Outside experts were buoyed by the findings.
“I was hoping for this, and it was reflected in developmental animal data. But to actually see it work is amazing,” said Dr. Brigham C. Willis, senior associate dean for medical education at the UC Riverside School of Medicine, who was not involved.
“This represents a huge step forward in our ability to combat emerging and existing diseases. This new technology is so powerful. Now we can produce vaccines against a huge variety of disease that were heretofore impossible, and incredibly fast. The fact that it produces immunity much higher and more broadly against these difficult and mutating pathogens is huge. It will be very simple to produce boosters that include variants.
“It should also be exciting in the next couple of years, as I imagine we will now be able to produce effective vaccines against a variety of things we could not before — the common cold, perhaps flu, maybe even other things,” Willis said.
George Rutherford, a professor of epidemiology and biostatistics at UC San Francisco who also was not involved in the research, said, “Vaccine-induced immunity provides much, much higher levels of neutralizing antibody, at least in the medium term.”
The study must be peer-reviewed, Felgner said, and clinicians and public health officials should use the data to inform patients and public health policy.

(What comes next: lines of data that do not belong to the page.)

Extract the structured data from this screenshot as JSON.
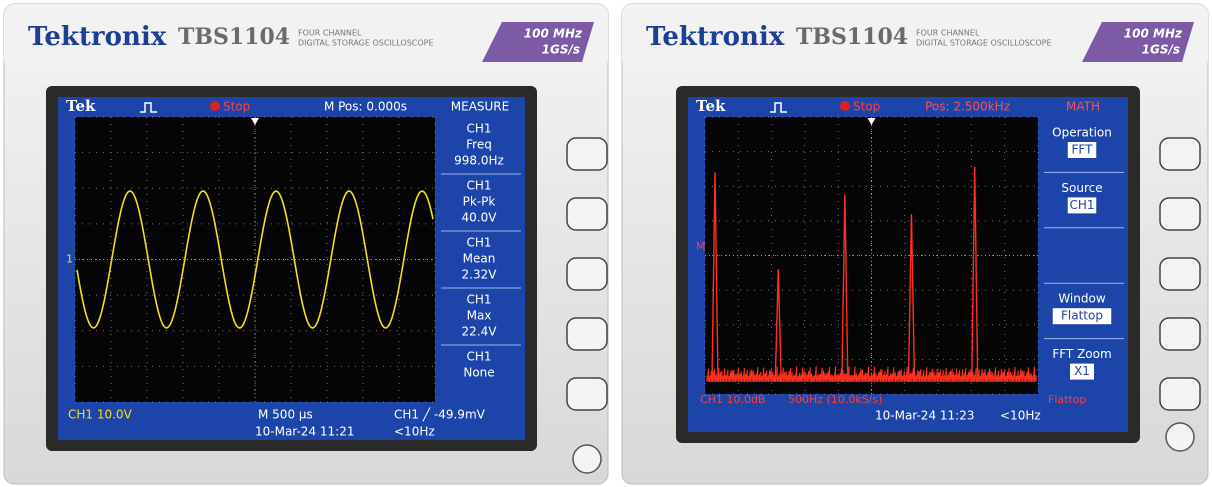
{
  "left": {
    "brand": "Tektronix",
    "model": "TBS1104",
    "desc1": "FOUR CHANNEL",
    "desc2": "DIGITAL STORAGE OSCILLOSCOPE",
    "badge1": "100 MHz",
    "badge2": "1GS/s",
    "screen": {
      "logo": "Tek",
      "status": "Stop",
      "position": "M Pos: 0.000s",
      "menu_title": "MEASURE",
      "marker": "1",
      "menu": [
        {
          "lines": [
            "CH1",
            "Freq",
            "998.0Hz"
          ]
        },
        {
          "lines": [
            "CH1",
            "Pk-Pk",
            "40.0V"
          ]
        },
        {
          "lines": [
            "CH1",
            "Mean",
            "2.32V"
          ]
        },
        {
          "lines": [
            "CH1",
            "Max",
            "22.4V"
          ]
        },
        {
          "lines": [
            "CH1",
            "None"
          ]
        }
      ],
      "footer": [
        "CH1  10.0V",
        "M 500 µs",
        "CH1 ╱ -49.9mV",
        "10-Mar-24 11:21",
        "<10Hz"
      ]
    }
  },
  "right": {
    "brand": "Tektronix",
    "model": "TBS1104",
    "desc1": "FOUR CHANNEL",
    "desc2": "DIGITAL STORAGE OSCILLOSCOPE",
    "badge1": "100 MHz",
    "badge2": "1GS/s",
    "screen": {
      "logo": "Tek",
      "status": "Stop",
      "position": "Pos: 2.500kHz",
      "menu_title": "MATH",
      "marker": "M",
      "menu": [
        {
          "label": "Operation",
          "value": "FFT"
        },
        {
          "label": "Source",
          "value": "CH1"
        },
        {
          "label": "Window",
          "value": "Flattop"
        },
        {
          "label": "FFT Zoom",
          "value": "X1"
        }
      ],
      "footer": [
        "CH1 10.0dB",
        "500Hz (10.0kS/s)",
        "Flattop",
        "10-Mar-24 11:23",
        "<10Hz"
      ]
    }
  }
}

Researchers are measuring how long vaccine-induced immunity lasts — to guide the timing of future booster shots — and they’ll compare the immune responses induced by different types of vaccines, such as mRNA (Moderna, Pfizer) and adenovirus delivery systems (Johnson & Johnson, AstraZeneca).
In one area of concern, the UCI researchers found that immune-compromised people — such as those who’ve had organ transplants and are on immune-suppressing drugs — don’t develop high antibody levels after vaccination. “We need to discover ways to boost immunity in the immune compromised,” Felgner said.
The big takeaway is that mRNA vaccine-induced antibody levels are spectacular and appear rapidly within a few days after vaccination, he said. “Only in our dreams we could have imagined a vaccine that could be developed so quickly, works so well, can be manufactured at scale, distributed and administered to billions of people worldwide within months.”
But this isn’t a scientific miracle, he said. Nucleic acid vaccination was discovered 30 years ago and has been the passion of hundreds of scientists over the decades, backed by billions of dollars of investment, including millions from the National Institutes of Health.
“It shows how we make progress in science,” Felgner said. “Sometimes people complain, ‘Why are we giving all this money to the NIH?’ A reason is, so we can be prepared like we are today to respond to this outbreak.”
The researchers used data from several different studies in Orange County of thousands of people. To detect antibody levels, they used a coronavirus antigen microarray that is the intellectual property of the Regents of the University of California and licensed for commercialization to Nanommune Inc., a private company in which Felgner and several co-authors own shares.